I enjoy playing with words in my own way and noticing my response to them. Sometimes a word just pops into my head and wants to be considered. This morning, it was the word potency. It felt so good, I had to play with it! I discovered that the words potential, possibility and potency all share the same Latin root “posse”, which means: “to be able”.
When I consider the word potential, interestingly enough, my first response is to come up with some feelings of guilt and shame. I feel like I am young girl in school and I have not done my homework. My teacher is just about to find out and let me know that this is not acceptable.
Somehow this word actively connects me to my inner judge who tells me that I may not be living up to my potential and that I should do more of “this” and less of “that”. It immediately pulls me into a state of being that has been created by taking on the rules, judgments and beliefs of family, friends and society, I all of a sudden feel smaller, shoulders are hunching forward and I am not breathing fully. Sounds familiar?
This is so interesting, because is all only happening in my mind. The word potential in itself does not have that sense of limitation, just the opposite actually: “to be able”. So where does this limiting interpretation come from?

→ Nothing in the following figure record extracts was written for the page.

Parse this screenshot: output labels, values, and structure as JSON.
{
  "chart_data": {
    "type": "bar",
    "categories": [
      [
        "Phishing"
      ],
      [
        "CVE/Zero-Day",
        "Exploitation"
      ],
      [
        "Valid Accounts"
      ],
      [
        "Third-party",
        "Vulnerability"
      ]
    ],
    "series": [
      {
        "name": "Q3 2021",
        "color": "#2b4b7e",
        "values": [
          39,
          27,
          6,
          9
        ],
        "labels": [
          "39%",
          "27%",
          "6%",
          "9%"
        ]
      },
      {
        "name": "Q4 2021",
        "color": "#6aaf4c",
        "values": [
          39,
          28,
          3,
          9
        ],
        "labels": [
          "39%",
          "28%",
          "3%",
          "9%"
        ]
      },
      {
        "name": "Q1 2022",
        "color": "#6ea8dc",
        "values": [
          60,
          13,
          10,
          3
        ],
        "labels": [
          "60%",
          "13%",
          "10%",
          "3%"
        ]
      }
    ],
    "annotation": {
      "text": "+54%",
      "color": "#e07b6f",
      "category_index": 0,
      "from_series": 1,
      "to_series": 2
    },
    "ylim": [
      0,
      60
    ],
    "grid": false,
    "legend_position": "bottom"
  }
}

I attribute a good part of it to the personal growth movement that often places a focus on phrases like “reaching one’s potential”, “living up to one’s potential” with an emphasis on needing to get somewhere. The idea is that we are not good enough, loveable and acceptable as we are, but only when we have accomplished certain visible milestones. Ahh, the pressure!!! No wonder I feel compressed when I think about that and this is an invitation to shift my underlying beliefs around this!
I notice that I have a completely different reaction to the word possibility, which shares the same Latin root. Somehow, possibility opens a different door in my being. It lovingly leads to expansion and excitement, indicators that I am connecting to my heart rather than my mind. Possibility brings me into a creative space of asking questions, of generating ideas, of re-visiting concepts and seeing how I can look at them from a different perspective. I do not experience the judgment and limitation of my mind here and can enjoy a sense of spaciousness in and around me. Definitely a word I want to hang out with!
This brings me to my “yummy” word for today: potency !
To me it is different than both potential and possibility. It conjures up images of something expansive and magical that is not clearly defined and even has a somewhat mysterious quality to it. I immediately have a vision of a dark, welcoming, womb-like space that is full of life force. I cannot see all that is there, yet I sense the fullness and richness of what is available. There is a power and strength underlying that I can connect to. I can rest here and replenish myself.
This place of potency is free of judgment and expectation. I can relax into the acceptance of being myself and am not pulled into thoughts of the past or the future. I can be in the present moment and allow peace and joy to arise in me. I feel alive and connected to myself and everything around me. I am in the flow of life.
How can it get any better than that?